どうも日本だけを潰せば良いと思っているだけのようには感じられない。
「じゃあ、この亜希グランマからも預言を託そうか?」
私はそういうとここに居る他のふたりに聞こえないように花奈の耳元でこっそりと囁いた。
「私が数十メガトン程度の水爆で蒸発するとでも思っているのかなぁ?」
私は彼女のおでこと自分のおでこをそっと重ねた。
名古屋に弾頭に水爆を積んだ軌道ミサイルを打ち込んだのは日本政府だった。それによって日本は今亡国の脅威に晒されていると印象付けるのが作戦だった。
一方軍事工場では大量の擬似クローンが生産されつつあった。
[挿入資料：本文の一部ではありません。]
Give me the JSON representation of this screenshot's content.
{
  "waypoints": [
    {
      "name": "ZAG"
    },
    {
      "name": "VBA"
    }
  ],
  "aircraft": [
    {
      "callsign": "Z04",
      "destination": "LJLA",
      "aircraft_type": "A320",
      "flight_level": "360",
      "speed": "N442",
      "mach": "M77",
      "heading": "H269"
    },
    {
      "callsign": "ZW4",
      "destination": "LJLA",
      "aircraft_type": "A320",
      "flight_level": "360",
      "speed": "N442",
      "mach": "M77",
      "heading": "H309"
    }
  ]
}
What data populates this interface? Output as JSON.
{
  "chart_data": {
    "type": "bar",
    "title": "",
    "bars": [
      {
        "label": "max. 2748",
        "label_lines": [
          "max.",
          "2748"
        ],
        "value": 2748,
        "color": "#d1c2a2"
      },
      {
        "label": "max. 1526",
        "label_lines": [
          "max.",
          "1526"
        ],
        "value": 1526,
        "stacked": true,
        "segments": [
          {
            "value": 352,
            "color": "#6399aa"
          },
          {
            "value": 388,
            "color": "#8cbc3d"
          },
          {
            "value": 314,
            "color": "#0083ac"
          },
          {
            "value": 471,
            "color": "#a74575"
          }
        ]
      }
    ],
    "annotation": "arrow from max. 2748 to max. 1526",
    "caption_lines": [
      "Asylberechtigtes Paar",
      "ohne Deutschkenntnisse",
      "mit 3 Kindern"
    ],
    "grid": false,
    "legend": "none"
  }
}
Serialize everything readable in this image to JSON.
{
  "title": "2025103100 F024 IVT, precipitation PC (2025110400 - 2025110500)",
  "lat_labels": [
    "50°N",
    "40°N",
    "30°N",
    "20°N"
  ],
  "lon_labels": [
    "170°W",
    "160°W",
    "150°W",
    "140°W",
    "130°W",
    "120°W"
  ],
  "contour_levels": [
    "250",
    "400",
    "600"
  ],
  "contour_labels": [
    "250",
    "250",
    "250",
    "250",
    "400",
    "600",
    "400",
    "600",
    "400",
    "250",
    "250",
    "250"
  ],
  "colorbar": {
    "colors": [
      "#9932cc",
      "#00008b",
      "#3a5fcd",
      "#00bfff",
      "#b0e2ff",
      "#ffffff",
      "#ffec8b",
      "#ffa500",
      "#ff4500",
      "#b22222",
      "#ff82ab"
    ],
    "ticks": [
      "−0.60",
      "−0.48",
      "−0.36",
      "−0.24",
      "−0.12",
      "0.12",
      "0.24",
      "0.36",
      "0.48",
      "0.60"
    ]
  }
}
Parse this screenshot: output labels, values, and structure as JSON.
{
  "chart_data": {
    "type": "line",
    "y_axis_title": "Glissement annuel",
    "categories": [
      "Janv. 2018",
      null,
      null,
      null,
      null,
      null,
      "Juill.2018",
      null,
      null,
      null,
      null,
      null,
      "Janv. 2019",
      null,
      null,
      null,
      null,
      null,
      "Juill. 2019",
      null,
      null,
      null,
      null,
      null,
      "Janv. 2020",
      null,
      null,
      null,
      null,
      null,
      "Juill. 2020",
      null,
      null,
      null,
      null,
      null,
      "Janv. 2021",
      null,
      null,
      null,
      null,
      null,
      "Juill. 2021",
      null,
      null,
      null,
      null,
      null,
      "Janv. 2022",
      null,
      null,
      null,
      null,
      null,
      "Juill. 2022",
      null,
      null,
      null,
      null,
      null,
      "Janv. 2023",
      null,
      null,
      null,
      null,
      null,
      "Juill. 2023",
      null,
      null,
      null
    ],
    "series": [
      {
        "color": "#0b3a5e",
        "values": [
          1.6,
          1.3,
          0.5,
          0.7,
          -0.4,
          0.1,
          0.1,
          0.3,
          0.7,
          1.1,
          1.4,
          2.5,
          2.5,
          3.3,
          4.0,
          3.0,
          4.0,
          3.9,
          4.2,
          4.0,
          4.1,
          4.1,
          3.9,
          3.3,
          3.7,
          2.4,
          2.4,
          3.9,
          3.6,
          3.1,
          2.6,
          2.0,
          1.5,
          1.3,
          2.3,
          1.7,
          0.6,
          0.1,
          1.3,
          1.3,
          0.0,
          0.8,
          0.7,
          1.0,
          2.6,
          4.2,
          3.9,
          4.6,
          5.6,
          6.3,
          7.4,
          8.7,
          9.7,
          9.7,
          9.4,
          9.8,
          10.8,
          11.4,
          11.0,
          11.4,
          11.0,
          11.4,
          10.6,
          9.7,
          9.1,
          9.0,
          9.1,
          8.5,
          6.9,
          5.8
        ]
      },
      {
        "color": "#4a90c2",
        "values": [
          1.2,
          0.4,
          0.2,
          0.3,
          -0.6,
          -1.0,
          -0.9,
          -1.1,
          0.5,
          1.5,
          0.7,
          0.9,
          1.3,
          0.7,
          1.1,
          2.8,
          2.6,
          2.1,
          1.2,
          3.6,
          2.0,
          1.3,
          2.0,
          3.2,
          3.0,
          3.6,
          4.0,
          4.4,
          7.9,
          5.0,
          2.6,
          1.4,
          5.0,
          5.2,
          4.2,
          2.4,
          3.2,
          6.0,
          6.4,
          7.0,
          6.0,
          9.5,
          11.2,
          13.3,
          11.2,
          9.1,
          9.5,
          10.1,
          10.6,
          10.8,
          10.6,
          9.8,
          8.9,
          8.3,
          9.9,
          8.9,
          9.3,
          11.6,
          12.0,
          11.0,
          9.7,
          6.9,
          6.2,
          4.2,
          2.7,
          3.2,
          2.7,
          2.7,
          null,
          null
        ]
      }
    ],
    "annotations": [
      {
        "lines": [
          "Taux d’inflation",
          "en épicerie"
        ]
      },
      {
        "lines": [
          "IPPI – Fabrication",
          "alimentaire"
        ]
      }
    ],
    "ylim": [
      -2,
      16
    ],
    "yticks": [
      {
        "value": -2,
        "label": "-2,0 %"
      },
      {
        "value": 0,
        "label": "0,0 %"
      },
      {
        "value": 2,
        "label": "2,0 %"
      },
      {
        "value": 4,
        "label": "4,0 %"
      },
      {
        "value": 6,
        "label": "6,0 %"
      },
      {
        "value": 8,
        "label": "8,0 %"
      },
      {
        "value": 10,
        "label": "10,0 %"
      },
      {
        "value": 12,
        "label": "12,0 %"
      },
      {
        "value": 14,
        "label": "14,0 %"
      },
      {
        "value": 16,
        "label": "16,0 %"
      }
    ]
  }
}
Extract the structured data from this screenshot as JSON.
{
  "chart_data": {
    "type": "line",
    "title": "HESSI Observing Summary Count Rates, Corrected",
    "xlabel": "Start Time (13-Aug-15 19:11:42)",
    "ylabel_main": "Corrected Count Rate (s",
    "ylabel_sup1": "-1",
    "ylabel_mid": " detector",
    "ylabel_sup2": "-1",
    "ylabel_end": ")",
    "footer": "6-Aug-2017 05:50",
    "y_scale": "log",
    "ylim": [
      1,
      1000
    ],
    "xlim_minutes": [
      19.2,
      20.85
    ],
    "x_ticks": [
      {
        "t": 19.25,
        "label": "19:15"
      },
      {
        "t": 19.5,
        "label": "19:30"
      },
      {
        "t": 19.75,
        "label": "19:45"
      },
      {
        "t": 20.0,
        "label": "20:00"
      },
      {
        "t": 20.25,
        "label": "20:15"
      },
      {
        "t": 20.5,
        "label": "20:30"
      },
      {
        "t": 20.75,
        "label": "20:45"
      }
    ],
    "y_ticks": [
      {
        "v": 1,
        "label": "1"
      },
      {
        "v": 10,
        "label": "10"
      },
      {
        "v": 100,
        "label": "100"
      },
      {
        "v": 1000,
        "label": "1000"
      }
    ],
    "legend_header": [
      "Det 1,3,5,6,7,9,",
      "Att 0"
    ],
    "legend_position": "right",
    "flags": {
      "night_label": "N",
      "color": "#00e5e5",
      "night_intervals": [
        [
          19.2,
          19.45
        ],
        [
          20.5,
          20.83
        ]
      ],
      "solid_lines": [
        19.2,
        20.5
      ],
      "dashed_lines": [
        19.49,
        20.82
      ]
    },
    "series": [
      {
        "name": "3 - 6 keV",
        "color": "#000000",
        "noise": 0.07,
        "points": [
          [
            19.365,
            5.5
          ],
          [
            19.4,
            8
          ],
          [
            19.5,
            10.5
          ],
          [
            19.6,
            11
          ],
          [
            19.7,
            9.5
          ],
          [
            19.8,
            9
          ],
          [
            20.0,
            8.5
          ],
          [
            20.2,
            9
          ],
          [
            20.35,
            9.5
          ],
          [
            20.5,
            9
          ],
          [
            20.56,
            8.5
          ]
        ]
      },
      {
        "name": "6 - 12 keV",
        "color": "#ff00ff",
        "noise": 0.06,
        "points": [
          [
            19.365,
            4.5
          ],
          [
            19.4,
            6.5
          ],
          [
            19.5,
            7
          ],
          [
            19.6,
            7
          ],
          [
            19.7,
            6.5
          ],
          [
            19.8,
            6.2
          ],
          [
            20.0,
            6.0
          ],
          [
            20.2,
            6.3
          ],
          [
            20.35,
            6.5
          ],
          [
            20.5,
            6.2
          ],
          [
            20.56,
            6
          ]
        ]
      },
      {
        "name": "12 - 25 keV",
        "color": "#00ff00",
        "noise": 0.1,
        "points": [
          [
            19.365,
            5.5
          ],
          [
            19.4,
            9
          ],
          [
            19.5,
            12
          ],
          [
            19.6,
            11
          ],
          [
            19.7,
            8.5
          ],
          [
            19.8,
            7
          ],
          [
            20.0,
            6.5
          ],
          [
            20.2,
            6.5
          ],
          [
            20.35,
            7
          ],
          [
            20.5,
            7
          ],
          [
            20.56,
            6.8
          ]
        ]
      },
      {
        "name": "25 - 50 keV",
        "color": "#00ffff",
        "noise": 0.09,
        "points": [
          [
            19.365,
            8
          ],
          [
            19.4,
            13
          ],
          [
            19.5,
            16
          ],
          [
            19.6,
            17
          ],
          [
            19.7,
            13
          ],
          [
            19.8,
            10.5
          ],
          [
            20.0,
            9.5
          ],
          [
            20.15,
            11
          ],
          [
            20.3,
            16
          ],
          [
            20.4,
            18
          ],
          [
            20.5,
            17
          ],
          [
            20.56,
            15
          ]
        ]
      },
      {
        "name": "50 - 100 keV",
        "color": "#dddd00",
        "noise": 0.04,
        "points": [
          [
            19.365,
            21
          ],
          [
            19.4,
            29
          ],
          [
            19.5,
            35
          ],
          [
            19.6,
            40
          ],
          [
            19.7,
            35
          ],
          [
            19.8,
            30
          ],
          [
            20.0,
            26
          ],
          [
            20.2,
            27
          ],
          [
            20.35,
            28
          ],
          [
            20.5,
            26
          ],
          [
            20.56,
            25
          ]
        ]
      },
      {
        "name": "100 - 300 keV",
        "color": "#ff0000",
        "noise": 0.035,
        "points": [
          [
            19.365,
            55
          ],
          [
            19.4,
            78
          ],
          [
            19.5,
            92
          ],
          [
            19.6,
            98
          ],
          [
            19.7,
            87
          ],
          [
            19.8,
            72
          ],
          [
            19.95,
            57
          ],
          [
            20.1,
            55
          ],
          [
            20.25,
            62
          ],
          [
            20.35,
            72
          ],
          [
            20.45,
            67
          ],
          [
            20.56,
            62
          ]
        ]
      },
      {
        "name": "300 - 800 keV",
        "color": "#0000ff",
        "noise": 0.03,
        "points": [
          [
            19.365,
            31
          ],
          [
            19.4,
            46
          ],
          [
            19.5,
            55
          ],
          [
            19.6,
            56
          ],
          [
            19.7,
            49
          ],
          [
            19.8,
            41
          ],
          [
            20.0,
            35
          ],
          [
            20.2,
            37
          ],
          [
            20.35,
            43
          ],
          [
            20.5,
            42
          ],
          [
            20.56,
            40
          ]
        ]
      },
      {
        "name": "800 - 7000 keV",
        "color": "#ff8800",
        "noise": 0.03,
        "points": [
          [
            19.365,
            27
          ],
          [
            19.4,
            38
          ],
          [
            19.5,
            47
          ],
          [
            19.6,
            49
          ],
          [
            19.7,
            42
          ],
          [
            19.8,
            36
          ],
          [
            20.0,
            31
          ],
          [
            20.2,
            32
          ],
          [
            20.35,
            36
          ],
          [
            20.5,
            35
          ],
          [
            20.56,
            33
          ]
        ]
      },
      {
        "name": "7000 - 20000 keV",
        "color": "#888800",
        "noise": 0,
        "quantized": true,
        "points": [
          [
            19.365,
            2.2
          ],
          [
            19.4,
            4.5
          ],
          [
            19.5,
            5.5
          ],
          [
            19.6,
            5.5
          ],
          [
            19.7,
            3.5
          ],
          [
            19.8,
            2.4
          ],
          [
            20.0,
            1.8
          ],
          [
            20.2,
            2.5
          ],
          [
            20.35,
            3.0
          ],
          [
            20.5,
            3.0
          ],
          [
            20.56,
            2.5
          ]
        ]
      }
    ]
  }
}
さまざまな分野でのより優れた遺伝子情報を持つ受精卵のコピーが日本の少女や海外から拉致されて来た少女達の胎の中に受胎させられて彼女らは薬物により文字通り『兵士を産むためだけの機械』に仕立て上げられる。
秋子の能力は封印されるかもしれない、でもそこにお腹の大きな私が出現したら?
その大きなおなかの中にあなたたちがいる。
月輪、銀、花奈、香織、月海、椎、観萌、そして加世、加えて前からいた秋子、愛、凛、さとみ、そして『ゴキちゃん』や私のの直接な子孫じゃないけど敦子とあつこ、そしてかなえもそのお腹の中にいる。
『まあ葉類智恵警部と風間達也先輩も連れて行ってしまうんだけどね』
そう心の中で呟いてしまった途端離れた場所にいたはずの『銀』が急にニタァと笑い出した。
「おばあちゃん、夜寝る時に股間が硬くて長くて太いものを求めているのならのなら私が相手をしますよ」
その部屋にいる十数人に聞こえるような大きな声ではっきりと言いやがった。なので私もついつい大声で言ってしまう。
「風間先輩やヤクザので間に合ってますから、もうチ〇〇は太さも硬さも長さも液の勢いと量も十分まにあっています」
その次の日から私は署内中でヤ〇〇ン刑事と言われるようになってしまったのは言うまでもない。